I rubbed her face on Friday and urgently explained that I really needed her to get up – that I didn’t want to be in a world that she wasn’t in, but she laid there looking vacantly towards the door, occasionally closing her eyes as I’d find that perfect spot on her nose. Gone were the days where we’d sit and quietly contemplate one another.
On Saturday we took her into the vet one last time and stroked her fur. The vet promised to give her kisses.

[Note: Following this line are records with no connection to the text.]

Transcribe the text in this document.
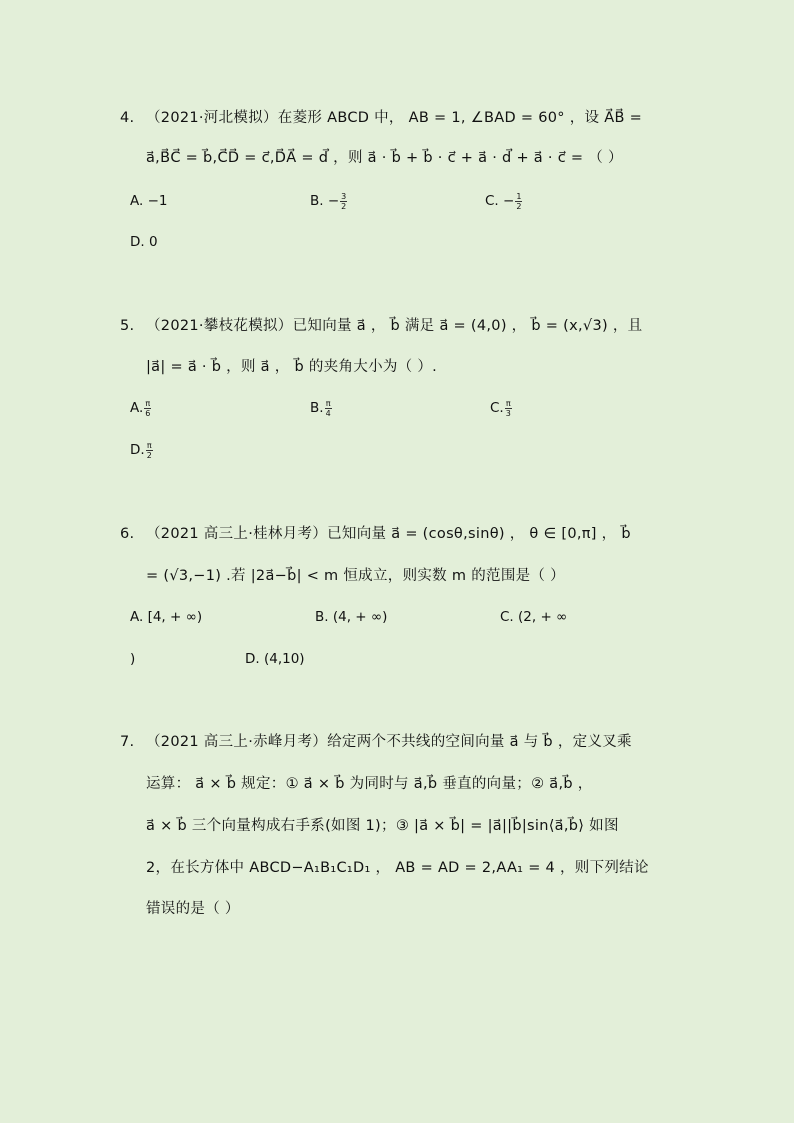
4. （2021·河北模拟）在菱形 ABCD 中， AB = 1, ∠BAD = 60° ，设 A⃗B⃗ =
a⃗,B⃗C⃗ = b⃗,C⃗D⃗ = c⃗,D⃗A⃗ = d⃗ ，则 a⃗ · b⃗ + b⃗ · c⃗ + a⃗ · d⃗ + a⃗ · c⃗ = （ ）
A. −1	B. − $\frac{3}{2}$	C. − $\frac{1}{2}$
D. 0
5. （2021·攀枝花模拟）已知向量 a⃗ ， b⃗ 满足 a⃗ = (4,0) ， b⃗ = (x,√3) ，且
|a⃗| = a⃗ · b⃗ ，则 a⃗ ， b⃗ 的夹角大小为（ ）.
A. $\frac{\pi}{6}$	B. $\frac{\pi}{4}$	C. $\frac{\pi}{3}$
D. $\frac{\pi}{2}$
6. （2021 高三上·桂林月考）已知向量 a⃗ = (cosθ,sinθ) ， θ ∈ [0,π] ， b⃗
= (√3,−1) .若 |2a⃗−b⃗| < m 恒成立，则实数 m 的范围是（ ）
A. [4, + ∞)	B. (4, + ∞)	C. (2, + ∞
)	D. (4,10)
7. （2021 高三上·赤峰月考）给定两个不共线的空间向量 a⃗ 与 b⃗ ，定义叉乘
运算： a⃗ × b⃗ 规定：① a⃗ × b⃗ 为同时与 a⃗,b⃗ 垂直的向量；② a⃗,b⃗ ，
a⃗ × b⃗ 三个向量构成右手系(如图 1)；③ |a⃗ × b⃗| = |a⃗||b⃗|sin⟨a⃗,b⃗⟩ 如图
2，在长方体中 ABCD−A₁B₁C₁D₁ ， AB = AD = 2,AA₁ = 4 ，则下列结论
错误的是（ ）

Kitten, I will miss stroking your nose until you fell asleep. I will miss your gentle paws and the way you’d nuzzle my head while sitting on the back of the chair. I will miss you stealing all of the pet beds and walking behind you – the world’s worst drum major in the slowest hall parades. I will miss sharing string cheese. I will miss sharing all the fuzzy things. I will miss your mrrs and the way you’d come to me for reassurance when you were nervous. I will miss wrapping my arms around you and stuffing my face into your fur; thank you for being tolerant. I’ll even miss your indifference as you’d block the dog from coming down the hall, or coming in from the back porch, and your refusal to move despite her pleas; you were funny… and beautiful… and fussy… and stubborn… and absolutely lovely.
I hope for a “What Dreams May Come” heaven where I will find you. I hope you’ll look for me, too.
A woman gleefully declared on Monday, “it’s time to find a new cat!” and my response, “the only cat I want to find is Hodi.” 16 ½ years just wasn’t nearly long enough for me. It will never have been enough.